X-ray have been commercially produced using the same basic design since their discovery by Wilhelm Roentgen in 1895, for which he was awarded the first Nobel prize in physics. This technology requires high voltage elements, ultra high vacuum tubes, and high voltage electronics. The vacuum and high voltage drive up the price of x-ray technology and in order to bring down the cost, a brand new way to produce x-rays is needed. In 2008 Carlos Camara, Juan Escobar, Jonathan R. Hird, and Seth Putterman1 discovered that by pealing scotch tape in a vacuum you could create enough x-rays to take an x-ray radiograph of a finger. This lead to the formation of Tribogenics and the development of the rod and band x-ray architecture.

Experimental analysis of blackbody emission from sonoluminescence in sulfuric acid

The spectrum of emission from a single xenon bubble in concentrated sulfuric acid driven at 30 kHz is an excellent fit to Planck’s law with a surface temperature of 8000 K. The measured flash width and emission radius are also consistent with blackbody emission. In this study the only fitting parameter available is the temperature [Phys. Rev. Lett. 95, (2005)]. [Research funded by DARPA.]

Attempts to observe bubble fusion in deuterated acetone

A pulsed neutron generator (PNG) and a radioactive source have been used to seed cavitation at dynamic pressures ranging up to 35 atm. No fusion signal above background has been observed. Our upper bound is less than 1E−4 of the signal claimed by R. P. Taleyarkhan et al. [Phys. Rev. Lett. 96, (2006)]. Reasons for the failure of bubble fusion in acetone and future directions will be discussed. [Research funded by DARPA. We thank Brian Kappus for valuable discussions.]

Attempts to observe sonoluminescence from a single bubble driven at 10 MHz

A 10‐MHz spherical transducer array is used to generate cavitation at its focus with a field of ∼100 atm. Sonoluminescence as well as light‐scattering measurements will be discussed. [Research funded by DARPA.]

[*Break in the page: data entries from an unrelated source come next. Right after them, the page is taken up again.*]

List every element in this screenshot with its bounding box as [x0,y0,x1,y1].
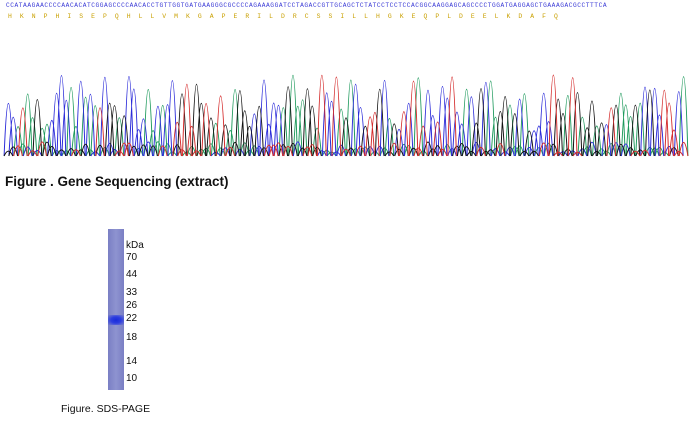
marker-18: 18 [126,332,138,343]
trace-G [3,83,679,157]
marker-26: 26 [126,300,138,311]
amino-acid-sequence: H K N P H I S E P Q H L L V M K G A P E … [8,13,559,20]
trace-plot [3,74,689,157]
marker-22: 22 [126,313,138,324]
trace-A [13,75,689,157]
gene-sequencing-caption: Figure . Gene Sequencing (extract) [5,174,229,189]
dna-sequence: CCATAAGAACCCCAACACATCGGAGCCCCAACACCTGTTG… [6,2,608,9]
sds-page-lane [108,229,124,390]
sequencing-chromatogram: CCATAAGAACCCCAACACATCGGAGCCCCAACACCTGTTG… [0,0,691,162]
marker-70: 70 [126,252,138,263]
kda-unit-label: kDa [126,240,144,251]
sds-page-caption: Figure. SDS-PAGE [61,403,151,415]
trace-C [3,75,684,157]
protein-band [108,315,124,325]
trace-T [13,74,689,157]
marker-33: 33 [126,287,138,298]
marker-44: 44 [126,269,138,280]
marker-10: 10 [126,373,138,384]
marker-14: 14 [126,356,138,367]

Why seek fusion from cavitation: Molecular dynamic simulations and a detector capable of time correlated single neutron counting

The blackbody spectra, and similar sonoluminescence intensities of He and Xe bubbles suggest that the interior of a sonoluminescing bubble is highly stressed and dense. Molecular dynamic simulations indicate interior temperatures which are enhanced by thermal conduction and can approach 1 MK. Furthermore the gas passes through states where the mean free path is larger than the distance over which temperature varies and so calls into question the value of theories based on hydrodynamics. To search for rare fusion events a neutron detector with 25% total discriminated quantum efficiency has been built. It can time stamp neutron arrival and sonoluminescence to better than 1 ns and record tracks on the fly. [Work supported by DARPA.]